Вместе с тем, я, кажется, впервые сознал, что в свои 23 года я вовсе уже не представляю той tabula rasa[35], на которой Лев Николаевич или другой учитель может свободно и безвозбранно начертать в полном объеме свой символ веры, как я было сам готов был недавно думать. Нет, я почувствовал в себе уже зарождение слабых, но вполне своеобразных, самородных семян какой-то новой, еще не откристаллизовавшейся, но вполне самостоятельной мысли, нового, самостоятельного, моего миросозерцания. Семена эти росли даже помимо моей воли. Я не мог уже заглушить их, даже если бы хотел. Когда я, как ленивый садовник, пересаживал в свою душу готовое, позаимствованное из чужого сада растение, – корешки его мешались с крепнущими корешками, идущими из моих собственных семян, и одни мешали другим. Мне волей-неволей приходилось анализировать положение, распутывать корешки и рассаживать растения, отделяя свое, самородное, от заимствованного.

Правда, при жизни Льва Николаевича у меня совсем не было времени как следует выполнить эту работу – я все отвлекался своими внешними обязанностями. Так долго продолжалось и после смерти учителя, под влиянием различных обстоятельств, мешавших углубленной внутренней работе или неожиданно прерывавших ее на середине. И, кажется, только теперь могу я, наконец, довести эту работу до конца.
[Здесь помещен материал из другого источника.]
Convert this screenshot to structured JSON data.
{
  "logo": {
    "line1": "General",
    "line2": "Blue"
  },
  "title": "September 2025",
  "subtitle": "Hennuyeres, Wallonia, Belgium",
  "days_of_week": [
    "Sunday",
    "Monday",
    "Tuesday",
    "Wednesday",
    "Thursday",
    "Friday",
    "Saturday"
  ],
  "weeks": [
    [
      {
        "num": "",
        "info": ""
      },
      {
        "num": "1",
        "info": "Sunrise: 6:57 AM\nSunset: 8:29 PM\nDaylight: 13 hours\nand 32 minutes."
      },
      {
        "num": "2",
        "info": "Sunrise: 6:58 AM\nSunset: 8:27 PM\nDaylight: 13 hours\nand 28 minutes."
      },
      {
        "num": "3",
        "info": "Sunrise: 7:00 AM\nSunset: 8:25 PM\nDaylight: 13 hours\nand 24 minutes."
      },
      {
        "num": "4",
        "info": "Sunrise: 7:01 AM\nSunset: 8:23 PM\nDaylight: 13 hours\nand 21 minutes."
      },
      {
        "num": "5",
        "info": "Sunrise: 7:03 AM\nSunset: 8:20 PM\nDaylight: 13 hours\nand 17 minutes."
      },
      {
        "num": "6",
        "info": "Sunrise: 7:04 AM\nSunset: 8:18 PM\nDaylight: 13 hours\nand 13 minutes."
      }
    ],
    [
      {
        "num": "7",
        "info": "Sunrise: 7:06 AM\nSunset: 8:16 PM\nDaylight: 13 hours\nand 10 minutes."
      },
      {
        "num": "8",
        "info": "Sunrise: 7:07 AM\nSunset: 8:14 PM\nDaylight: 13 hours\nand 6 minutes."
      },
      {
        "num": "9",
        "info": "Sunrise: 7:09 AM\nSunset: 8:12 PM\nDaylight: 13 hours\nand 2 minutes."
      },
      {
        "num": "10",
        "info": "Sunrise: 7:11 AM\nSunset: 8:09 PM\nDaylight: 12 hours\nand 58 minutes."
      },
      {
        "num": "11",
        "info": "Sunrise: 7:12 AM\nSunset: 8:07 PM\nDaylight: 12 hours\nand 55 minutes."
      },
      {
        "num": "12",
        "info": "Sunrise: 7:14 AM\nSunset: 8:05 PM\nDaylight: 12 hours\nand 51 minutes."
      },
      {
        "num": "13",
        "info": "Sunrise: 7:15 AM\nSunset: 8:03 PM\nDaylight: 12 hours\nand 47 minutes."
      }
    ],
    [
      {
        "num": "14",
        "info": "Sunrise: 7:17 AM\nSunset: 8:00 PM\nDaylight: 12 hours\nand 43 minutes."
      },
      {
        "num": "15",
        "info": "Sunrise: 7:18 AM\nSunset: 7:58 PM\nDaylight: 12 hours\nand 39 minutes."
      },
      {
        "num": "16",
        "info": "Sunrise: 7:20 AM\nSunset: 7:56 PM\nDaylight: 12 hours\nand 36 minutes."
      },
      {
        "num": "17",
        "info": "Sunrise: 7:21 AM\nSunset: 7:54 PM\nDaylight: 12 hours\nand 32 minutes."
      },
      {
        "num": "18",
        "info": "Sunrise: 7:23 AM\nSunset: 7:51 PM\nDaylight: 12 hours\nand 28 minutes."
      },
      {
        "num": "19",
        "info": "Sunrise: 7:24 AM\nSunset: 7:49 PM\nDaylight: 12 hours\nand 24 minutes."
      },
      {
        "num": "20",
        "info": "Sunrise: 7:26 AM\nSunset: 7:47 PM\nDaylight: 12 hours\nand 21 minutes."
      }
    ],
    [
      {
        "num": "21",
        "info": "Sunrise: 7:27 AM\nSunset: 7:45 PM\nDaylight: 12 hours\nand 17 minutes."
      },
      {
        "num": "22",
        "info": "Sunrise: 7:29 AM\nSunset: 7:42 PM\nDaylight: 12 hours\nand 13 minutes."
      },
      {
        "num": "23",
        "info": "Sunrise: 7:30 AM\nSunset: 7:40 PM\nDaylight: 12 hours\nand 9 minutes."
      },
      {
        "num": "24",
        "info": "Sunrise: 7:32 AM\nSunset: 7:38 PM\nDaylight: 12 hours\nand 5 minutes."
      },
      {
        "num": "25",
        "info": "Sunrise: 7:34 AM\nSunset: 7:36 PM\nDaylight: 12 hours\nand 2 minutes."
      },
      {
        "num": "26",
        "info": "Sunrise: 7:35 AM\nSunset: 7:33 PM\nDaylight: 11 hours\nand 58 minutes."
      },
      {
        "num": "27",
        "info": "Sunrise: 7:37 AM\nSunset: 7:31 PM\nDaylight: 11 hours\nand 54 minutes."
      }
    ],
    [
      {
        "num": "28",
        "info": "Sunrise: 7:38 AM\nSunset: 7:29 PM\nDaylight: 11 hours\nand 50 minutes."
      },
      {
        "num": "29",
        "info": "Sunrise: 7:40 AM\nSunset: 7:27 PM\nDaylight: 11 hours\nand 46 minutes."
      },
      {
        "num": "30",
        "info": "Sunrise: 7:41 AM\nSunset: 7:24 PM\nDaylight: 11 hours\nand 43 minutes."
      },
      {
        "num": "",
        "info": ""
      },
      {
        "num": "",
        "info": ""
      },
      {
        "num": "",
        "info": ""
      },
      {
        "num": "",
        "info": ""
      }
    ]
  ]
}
С ранней юности под влиянием накапливавшегося опыта жизни, наблюдения людей и знакомства с литературой во мне складывался и незаметно мало-помалу укреплялся особый взгляд на мир и жизнь. Этот взгляд не отвергал мира внешнего, чувственного, но и не находил возможным для человека им ограничиться. Внешняя жизнь, согласно этому – не столько взгляду, сколько чувству, догадке, получала свое оправдание только в стремлении человека к духовным идеалам, в детстве выражавшимся для меня Церковью. Но насколько меня отталкивал чисто внешний, материальный идеал житейского благополучия, основанного только на служении человеком своему телу, идеал богатства, сытости и бездушного эгоизма, – настолько же пугал христианский, монашеский идеал, взятый во всей своей отвлеченности, идеал только духовный, аскетический, основанный на презрении к плоти и умерщвлении ее.

Будучи окружен до знакомства с Л. Н. Толстым главным образом людьми материалистического жизнепонимания, я чувствовал себя чужим среди них. Но и войдя в мир толстовско-христианских идей (скорее именно идей, а не людей, потому что вполне последовательных христиан я видел мало), я и в нем не мог осознать себя вполне своим.

Душа искала какого-то синтеза обоих мировоззрений. Ей чудилась возможность какой-то гармонии обоих начал, духовного и телесного, в человеческом «я». Она, казалось, жила – хоть и не осознанным до конца, но бодрым и живым восприятием всего окружающего мира, со всем запасом его впечатлений и идей, как единого целого, а не как искусственно раздираемого надвое организма. Такое представление о единстве мира, по-видимому, само собой уничтожало неестественный, пагубный дуализм и в нравственной области.

Еще на университетской скамье на страницах схоластических, в общем, учебников, меня заинтересовало изложение теории психофизического монизма в толковании Фехнера. Его философское построение, как гипотеза, и до сих пор сохраняет известную власть над моим умом. Утверждение Фехнера, что весь мировой процесс имеет одну природу и только в сознании человека распадается на два порядка, причем материальный порядок относится к действительности, рассматриваемой извне, а духовный – к действительности в ее внутреннем самообнаружении, – это утверждение казалось и продолжает казаться мне вполне убедительным. Великолепно по своей ясности и выразительности сравнение, к которому прибегает философ для того, чтобы иллюстрировать свою основную мысль: духовность и материальность подобны выпуклой и вогнутой сторонам одной и той же окружности, кажущейся нам различной в зависимости от того, находимся ли мы внутри или вне круга.